Brooklyn Art Song Society began its season at the Lafayette Avenue Presbyterian Church in the Fort Greene neighborhood. This is the first of several programs planned for this season surveying British song, so they went back to the beginnings, John Dowland and Henry Purcell. The program was a provocative blend of “authenticity” and “inauthenticity.” The first half, devoted to Dowland’s songs for voice and lute, were performed with the collaboration of Charles Weaver, one of the city’s leading lutenists, which vocal performances by soprano Sarah Brailey, mezzo Kate Maroney, tenor Nils Neubert, and baritone Jesse Blumberg. I think these songs would have been a bit better served had they been performed in a smaller, less resonant performing space than this church, since the voices tended to overbalance the lute at times. For the second half, Purcell songs were presented using Benjamin Britten’s realizations of piano accompaniments. Britten did a great job, but using a piano to accompany Purcell is throwing authenticity out the window. Nonetheless, these performances were better suited to the acoustic space. The four vocalists from the first half were accompanied by pianists Yuri Kim, Dimitri Dover, and BASS artistic director Michael Brofman. As in the first half, the performances were all very accomplished, and the overall program was a big success to usher in the BASS season.
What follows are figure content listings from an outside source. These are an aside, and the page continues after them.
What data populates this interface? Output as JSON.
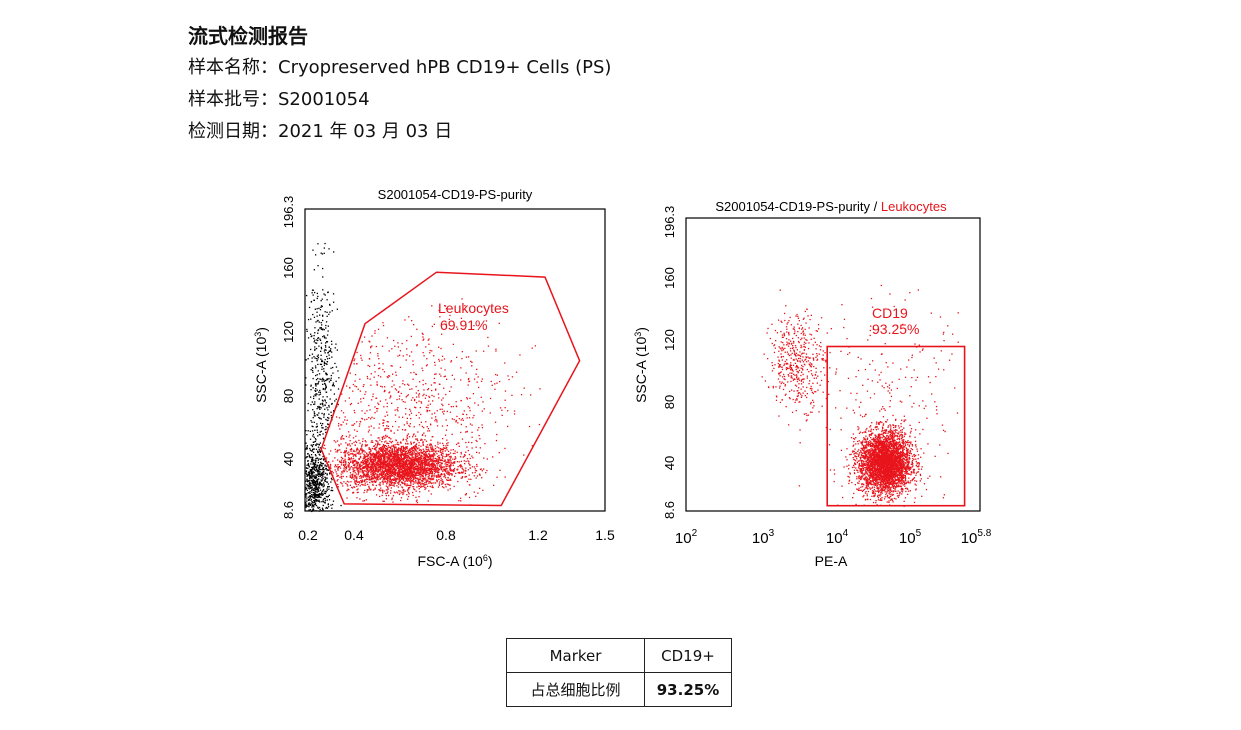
{
  "report": {
    "title": "流式检测报告",
    "sample_name_label": "样本名称：",
    "sample_name": "Cryopreserved hPB CD19+ Cells (PS)",
    "batch_label": "样本批号：",
    "batch": "S2001054",
    "date_label": "检测日期：",
    "date": "2021 年 03 月 03 日"
  },
  "chart_data": [
    {
      "type": "scatter",
      "title": "S2001054-CD19-PS-purity",
      "xlabel": "FSC-A (10^6)",
      "ylabel": "SSC-A (10^3)",
      "xlim": [
        0.2,
        1.5
      ],
      "ylim": [
        8.6,
        196.3
      ],
      "x_ticks": [
        "0.2",
        "0.4",
        "0.8",
        "1.2",
        "1.5"
      ],
      "y_ticks": [
        "8.6",
        "40",
        "80",
        "120",
        "160",
        "196.3"
      ],
      "colors": {
        "gated": "#e8141c",
        "ungated": "#000000"
      },
      "gate": {
        "name": "Leukocytes",
        "percent": "69.91%",
        "shape": "polygon",
        "vertices": [
          [
            0.27,
            47
          ],
          [
            0.46,
            125
          ],
          [
            0.77,
            157
          ],
          [
            1.24,
            154
          ],
          [
            1.39,
            102
          ],
          [
            1.05,
            12
          ],
          [
            0.37,
            13
          ]
        ]
      },
      "populations": [
        {
          "color": "gated",
          "n": 3200,
          "center": [
            0.6,
            37
          ],
          "spread": [
            0.13,
            7
          ],
          "in_gate": true
        },
        {
          "color": "gated",
          "n": 900,
          "center": [
            0.65,
            70
          ],
          "spread": [
            0.22,
            30
          ],
          "in_gate": true
        },
        {
          "color": "ungated",
          "n": 700,
          "center": [
            0.24,
            25
          ],
          "spread": [
            0.035,
            12
          ]
        },
        {
          "color": "ungated",
          "n": 500,
          "center": [
            0.27,
            85
          ],
          "spread": [
            0.035,
            35
          ]
        }
      ]
    },
    {
      "type": "scatter",
      "title": "S2001054-CD19-PS-purity / ",
      "title_highlight": "Leukocytes",
      "xlabel": "PE-A",
      "ylabel": "SSC-A (10^3)",
      "x_scale": "log",
      "xlim_log10": [
        2,
        5.8
      ],
      "ylim": [
        8.6,
        196.3
      ],
      "x_ticks_exponent": [
        "2",
        "3",
        "4",
        "5",
        "5.8"
      ],
      "y_ticks": [
        "8.6",
        "40",
        "80",
        "120",
        "160",
        "196.3"
      ],
      "colors": {
        "gated": "#e8141c"
      },
      "gate": {
        "name": "CD19",
        "percent": "93.25%",
        "shape": "rectangle",
        "x_log10": [
          3.85,
          5.65
        ],
        "y": [
          12,
          114
        ]
      },
      "populations": [
        {
          "color": "gated",
          "n": 3500,
          "center_log10": [
            4.6,
            40
          ],
          "spread": [
            0.17,
            10
          ]
        },
        {
          "color": "gated",
          "n": 450,
          "center_log10": [
            3.45,
            105
          ],
          "spread": [
            0.18,
            15
          ]
        },
        {
          "color": "gated",
          "n": 250,
          "center_log10": [
            4.6,
            75
          ],
          "spread": [
            0.6,
            35
          ]
        }
      ]
    }
  ],
  "table": {
    "headers": [
      "Marker",
      "CD19+"
    ],
    "rows": [
      [
        "占总细胞比例",
        "93.25%"
      ]
    ]
  }
}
Coming up next? 5BMF heads to the “boroughs” for performances in Brooklyn and the Bronx on November 12 and 13 by Montreal-based musicians performing baroque music by Biber, Bach, Buxtehude and Schieferlein. BASS presents its next program on October 6 at Deutsches Haus (New York University), settings of German lyrics by Britten and English-source lyrics by Schubert, Schumann and R. Strauss, and a Ned Rorem birthday celebration at Bargemusic in Brooklyn on October 22. Lots of good stuff coming up.